I also have a question, that is what distro of linux do you suggest for programming? I use Ubuntu, but I also want to use other distributions like Debian, RedHat etc.
My advice is use whatever you are comfortable with. You won't see a lot of difference between the distributions as you will be using the same tools. For example, Eclipse is the same on Red Hat, Slackware, Ubuntu, etc. The method of installing it changes though. Debian will seem familiar to you (apt-get install <program name>). Red Hat/Fedora won't be too unfamiliar (yum install <program name>). Hell, even Gentoo (emerge <program name>).

One reason I use Slackware is because it doesn't rely on any particular repository. If I want to change to a different version of make, for example, I simply create a new package, remove the old one and install the new one. You can do this on other distributions, but doing so feels wrong to me. Another is I'm not a fan of rolling distributions (I had so much breakage in Arch :$).

I have tried development on Windows. I didn't like it. I didn't mind visual studio, but adding new libraries was a mess. I might have been doing it wrong, but it wasn't easy.

I have given other Free OS's a go, but none stuck.
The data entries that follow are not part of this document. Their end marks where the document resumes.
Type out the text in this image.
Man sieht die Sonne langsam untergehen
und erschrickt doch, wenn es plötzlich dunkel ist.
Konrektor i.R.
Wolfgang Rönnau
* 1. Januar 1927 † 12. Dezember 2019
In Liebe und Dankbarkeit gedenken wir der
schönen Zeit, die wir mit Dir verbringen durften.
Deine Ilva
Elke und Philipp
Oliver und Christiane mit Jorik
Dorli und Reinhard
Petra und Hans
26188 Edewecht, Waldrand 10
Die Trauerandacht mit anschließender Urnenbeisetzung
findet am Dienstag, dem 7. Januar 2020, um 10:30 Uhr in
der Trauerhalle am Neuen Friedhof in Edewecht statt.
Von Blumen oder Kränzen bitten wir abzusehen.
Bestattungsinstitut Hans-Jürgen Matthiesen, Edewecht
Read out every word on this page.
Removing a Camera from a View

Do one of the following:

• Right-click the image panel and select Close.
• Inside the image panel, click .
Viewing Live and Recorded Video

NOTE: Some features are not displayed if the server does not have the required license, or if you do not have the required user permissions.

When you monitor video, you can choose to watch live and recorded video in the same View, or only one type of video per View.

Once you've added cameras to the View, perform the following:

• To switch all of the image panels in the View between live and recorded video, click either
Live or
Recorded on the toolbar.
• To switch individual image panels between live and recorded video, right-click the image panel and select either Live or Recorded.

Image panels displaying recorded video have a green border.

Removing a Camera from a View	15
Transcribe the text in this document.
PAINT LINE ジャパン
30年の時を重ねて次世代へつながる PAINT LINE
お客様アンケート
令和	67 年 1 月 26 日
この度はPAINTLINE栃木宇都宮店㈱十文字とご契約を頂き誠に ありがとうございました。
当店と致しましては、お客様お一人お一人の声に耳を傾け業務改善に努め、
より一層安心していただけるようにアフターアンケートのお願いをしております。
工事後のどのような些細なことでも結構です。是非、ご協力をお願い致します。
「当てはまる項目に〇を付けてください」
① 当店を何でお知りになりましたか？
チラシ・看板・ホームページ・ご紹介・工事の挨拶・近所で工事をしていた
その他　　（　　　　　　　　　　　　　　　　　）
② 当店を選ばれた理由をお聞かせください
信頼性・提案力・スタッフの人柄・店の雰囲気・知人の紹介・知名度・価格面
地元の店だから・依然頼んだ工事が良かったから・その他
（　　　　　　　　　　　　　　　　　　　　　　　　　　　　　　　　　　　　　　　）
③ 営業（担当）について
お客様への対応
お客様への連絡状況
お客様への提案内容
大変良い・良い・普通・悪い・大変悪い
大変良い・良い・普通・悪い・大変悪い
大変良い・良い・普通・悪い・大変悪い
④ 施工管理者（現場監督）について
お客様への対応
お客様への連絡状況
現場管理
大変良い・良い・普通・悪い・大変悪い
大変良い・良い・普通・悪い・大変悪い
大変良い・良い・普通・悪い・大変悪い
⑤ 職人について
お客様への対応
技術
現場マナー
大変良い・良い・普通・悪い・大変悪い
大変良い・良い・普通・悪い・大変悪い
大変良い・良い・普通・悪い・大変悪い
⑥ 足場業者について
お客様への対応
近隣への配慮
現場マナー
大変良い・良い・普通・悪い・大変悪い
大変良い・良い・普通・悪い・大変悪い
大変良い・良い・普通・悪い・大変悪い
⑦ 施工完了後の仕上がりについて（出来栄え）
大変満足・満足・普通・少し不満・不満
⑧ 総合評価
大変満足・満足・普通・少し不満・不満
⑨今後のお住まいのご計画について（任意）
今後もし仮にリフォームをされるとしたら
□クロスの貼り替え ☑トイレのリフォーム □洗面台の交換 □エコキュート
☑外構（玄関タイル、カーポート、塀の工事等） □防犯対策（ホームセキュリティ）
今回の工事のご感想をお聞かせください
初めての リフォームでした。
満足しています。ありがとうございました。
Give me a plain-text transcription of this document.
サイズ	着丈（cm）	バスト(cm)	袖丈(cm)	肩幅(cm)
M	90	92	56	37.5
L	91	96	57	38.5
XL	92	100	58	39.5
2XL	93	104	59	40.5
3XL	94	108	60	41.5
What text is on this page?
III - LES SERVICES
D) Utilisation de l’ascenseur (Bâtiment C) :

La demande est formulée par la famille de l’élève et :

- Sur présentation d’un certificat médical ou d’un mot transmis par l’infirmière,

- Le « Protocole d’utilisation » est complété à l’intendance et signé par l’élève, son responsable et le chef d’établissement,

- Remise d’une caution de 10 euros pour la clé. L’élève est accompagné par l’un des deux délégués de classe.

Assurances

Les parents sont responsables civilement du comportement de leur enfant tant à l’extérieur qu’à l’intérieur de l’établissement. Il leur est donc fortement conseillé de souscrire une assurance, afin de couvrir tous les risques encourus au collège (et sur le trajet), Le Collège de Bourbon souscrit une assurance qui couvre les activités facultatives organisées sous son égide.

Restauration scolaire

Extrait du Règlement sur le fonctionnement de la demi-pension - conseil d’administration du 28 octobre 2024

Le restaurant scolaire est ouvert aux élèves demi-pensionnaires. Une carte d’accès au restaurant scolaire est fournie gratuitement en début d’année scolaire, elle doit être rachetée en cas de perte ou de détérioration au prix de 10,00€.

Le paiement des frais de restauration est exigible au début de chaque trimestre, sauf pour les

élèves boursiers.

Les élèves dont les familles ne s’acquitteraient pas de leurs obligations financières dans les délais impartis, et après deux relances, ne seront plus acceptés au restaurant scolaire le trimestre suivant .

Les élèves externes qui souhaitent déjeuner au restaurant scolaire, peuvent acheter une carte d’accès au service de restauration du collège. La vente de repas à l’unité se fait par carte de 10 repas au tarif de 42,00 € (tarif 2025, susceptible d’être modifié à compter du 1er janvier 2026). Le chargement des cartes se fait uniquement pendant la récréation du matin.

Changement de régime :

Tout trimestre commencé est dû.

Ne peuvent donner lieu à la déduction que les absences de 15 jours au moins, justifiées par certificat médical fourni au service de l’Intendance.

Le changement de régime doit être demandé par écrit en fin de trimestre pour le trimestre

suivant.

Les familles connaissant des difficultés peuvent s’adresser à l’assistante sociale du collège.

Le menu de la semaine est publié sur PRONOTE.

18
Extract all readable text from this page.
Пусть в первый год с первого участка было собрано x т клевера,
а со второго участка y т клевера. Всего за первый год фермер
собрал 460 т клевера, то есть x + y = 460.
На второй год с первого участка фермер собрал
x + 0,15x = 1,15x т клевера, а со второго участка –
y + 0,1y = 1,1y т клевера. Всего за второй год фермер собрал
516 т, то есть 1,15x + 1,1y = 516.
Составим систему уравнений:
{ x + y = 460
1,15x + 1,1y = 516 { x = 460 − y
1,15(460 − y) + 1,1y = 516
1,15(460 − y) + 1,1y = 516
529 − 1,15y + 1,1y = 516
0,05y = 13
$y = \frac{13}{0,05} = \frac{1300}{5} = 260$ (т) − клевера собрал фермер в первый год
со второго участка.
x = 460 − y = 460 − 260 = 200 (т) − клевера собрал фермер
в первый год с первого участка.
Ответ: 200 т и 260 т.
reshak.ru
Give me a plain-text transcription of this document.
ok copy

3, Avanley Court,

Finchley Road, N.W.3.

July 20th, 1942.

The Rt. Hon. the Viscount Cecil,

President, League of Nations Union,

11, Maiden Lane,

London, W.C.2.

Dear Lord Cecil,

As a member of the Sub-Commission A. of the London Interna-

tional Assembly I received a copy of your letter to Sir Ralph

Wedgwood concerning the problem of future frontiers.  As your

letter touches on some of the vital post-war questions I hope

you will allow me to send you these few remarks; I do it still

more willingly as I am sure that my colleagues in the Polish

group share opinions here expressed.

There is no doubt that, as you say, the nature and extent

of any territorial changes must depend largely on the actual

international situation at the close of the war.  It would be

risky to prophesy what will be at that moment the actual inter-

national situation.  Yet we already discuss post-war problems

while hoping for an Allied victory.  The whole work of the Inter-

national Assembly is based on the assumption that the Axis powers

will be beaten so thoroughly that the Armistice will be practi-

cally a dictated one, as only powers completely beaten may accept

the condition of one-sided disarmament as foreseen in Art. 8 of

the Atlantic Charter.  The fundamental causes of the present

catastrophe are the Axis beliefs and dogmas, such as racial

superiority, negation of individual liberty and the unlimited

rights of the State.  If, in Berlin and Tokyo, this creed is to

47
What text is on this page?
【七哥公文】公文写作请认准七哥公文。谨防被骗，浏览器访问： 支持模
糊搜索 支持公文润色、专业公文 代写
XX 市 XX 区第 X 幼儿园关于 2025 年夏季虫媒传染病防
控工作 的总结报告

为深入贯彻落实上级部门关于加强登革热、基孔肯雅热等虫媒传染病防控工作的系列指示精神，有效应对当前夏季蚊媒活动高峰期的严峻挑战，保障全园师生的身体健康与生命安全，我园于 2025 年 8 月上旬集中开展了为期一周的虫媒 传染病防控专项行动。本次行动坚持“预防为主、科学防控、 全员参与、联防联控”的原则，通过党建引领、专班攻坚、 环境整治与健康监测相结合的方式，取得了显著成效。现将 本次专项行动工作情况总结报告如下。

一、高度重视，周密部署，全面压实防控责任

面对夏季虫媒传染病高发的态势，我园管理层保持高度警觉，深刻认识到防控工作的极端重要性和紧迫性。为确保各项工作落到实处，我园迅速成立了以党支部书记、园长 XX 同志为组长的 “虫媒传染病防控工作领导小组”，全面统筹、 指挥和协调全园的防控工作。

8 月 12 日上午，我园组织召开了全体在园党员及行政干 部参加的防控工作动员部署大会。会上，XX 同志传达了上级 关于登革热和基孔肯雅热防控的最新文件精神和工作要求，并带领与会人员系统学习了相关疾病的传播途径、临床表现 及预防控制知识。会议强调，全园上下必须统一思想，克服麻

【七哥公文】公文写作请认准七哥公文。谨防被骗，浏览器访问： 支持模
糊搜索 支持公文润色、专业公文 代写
I tried various BSD operating systems over the years, as well as Solaris. Solaris wouldn't see my keyboard so that went in the bin. PC-BSD was ok, but new at the time. Tried FreeBSD more recently, but I wanted to install it to a second hard drive, and it wouldn't see it. NetBSD saw it, but refused to recognise itself when it booted. OpenBSD had the same issue as FreeBSD. For all its problems, Linux works damn well.